The EU allows the reuse of SUDs, but the practice varies from member to member. The reuse of SUD in France is illegal. In New Zealand, regulators require disposable medical device reprocessing companies to meet US 510 (K), CE certification or Australian TGA requirements for medical device sales. The SUD re-processing in Sweden must meet the manufacturer's standard, but the reuse must be approved by the patient, allowing the reuse of the informed consent form. In the UK, it is advisable not to re-use the SUD to warn of potential security problems. South Korea has no relevant laws and regulations, but the government has maintained interest in the field and the possibility of regulation. India is currently no relevant national laws and regulations, some private hospitals to develop their own disposable medical device multiplexing regulations.

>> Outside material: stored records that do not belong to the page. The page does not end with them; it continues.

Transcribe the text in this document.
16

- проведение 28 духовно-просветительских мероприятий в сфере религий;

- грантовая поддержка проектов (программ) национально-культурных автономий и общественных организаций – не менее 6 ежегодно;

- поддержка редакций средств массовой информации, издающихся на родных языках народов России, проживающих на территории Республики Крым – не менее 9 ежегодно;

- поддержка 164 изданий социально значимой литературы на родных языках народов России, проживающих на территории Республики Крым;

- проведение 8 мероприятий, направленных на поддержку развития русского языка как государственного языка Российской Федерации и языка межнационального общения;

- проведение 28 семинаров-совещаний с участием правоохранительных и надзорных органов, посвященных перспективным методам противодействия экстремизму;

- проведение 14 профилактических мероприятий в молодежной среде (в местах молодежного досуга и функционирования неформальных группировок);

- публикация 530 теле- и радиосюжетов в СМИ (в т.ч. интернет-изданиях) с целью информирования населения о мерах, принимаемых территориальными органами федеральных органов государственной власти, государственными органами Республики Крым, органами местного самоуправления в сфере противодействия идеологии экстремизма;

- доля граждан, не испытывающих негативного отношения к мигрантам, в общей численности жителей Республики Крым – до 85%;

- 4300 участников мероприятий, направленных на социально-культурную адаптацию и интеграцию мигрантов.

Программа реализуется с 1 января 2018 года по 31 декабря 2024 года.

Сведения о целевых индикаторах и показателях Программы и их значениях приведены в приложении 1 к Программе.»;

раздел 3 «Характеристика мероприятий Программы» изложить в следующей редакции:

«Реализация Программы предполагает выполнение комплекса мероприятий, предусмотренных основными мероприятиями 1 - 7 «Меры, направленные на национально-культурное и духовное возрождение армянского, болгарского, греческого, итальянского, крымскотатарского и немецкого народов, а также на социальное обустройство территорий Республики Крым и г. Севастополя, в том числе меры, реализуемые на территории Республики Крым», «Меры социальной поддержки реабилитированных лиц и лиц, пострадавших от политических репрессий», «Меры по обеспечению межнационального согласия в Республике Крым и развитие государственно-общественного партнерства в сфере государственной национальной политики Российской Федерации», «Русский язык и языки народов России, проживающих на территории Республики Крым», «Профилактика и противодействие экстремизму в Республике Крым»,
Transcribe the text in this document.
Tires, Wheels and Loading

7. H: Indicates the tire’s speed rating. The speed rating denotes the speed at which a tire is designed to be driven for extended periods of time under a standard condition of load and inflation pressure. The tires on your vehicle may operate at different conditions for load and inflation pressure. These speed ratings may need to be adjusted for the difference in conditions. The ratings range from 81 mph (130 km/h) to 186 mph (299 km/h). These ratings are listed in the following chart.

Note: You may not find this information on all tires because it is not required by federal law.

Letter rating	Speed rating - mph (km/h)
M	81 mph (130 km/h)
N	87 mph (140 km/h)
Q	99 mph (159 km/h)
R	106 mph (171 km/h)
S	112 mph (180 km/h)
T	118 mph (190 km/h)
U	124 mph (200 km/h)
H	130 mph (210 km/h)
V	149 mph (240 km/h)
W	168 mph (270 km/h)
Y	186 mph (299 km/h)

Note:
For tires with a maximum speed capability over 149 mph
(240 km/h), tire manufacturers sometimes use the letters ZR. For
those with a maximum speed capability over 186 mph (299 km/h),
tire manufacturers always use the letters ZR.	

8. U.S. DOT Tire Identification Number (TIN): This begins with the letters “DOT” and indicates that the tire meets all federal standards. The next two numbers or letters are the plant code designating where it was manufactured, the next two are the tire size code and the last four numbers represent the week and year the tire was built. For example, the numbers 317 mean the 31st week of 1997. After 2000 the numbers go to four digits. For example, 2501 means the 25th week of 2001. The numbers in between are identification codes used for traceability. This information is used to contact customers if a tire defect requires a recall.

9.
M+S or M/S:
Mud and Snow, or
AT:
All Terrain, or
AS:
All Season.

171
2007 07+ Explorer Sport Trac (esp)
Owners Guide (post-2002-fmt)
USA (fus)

Fourth, concluding remarks
Multiplexing SUD has the risk of infection and performance damage, but the huge economic benefits lead to reuse of available space. There is no clear decision-making conclusion on the benefits of the reuse of SUDs and the possible trade-offs. Throughout the international SUD market, the management model is also very different. Through professional institutions and official research that can reuse should not lose the safety and effectiveness of the standard, the policy "blocking or put" the two extremes are unwise. Regulatory re-processing and sound regulatory policies are extremely important. It is a good choice to determine the reprocessable SUD type and reprocessing standard method according to the risk category, such as the requirement that the SUD not only for precision structures or difficult to clean and disinfect. As SUD reuse management involves medical and health care and medical equipment management, how to coordinate and multi-evidence-based, look forward to the active discussion at the national level and policy guidance.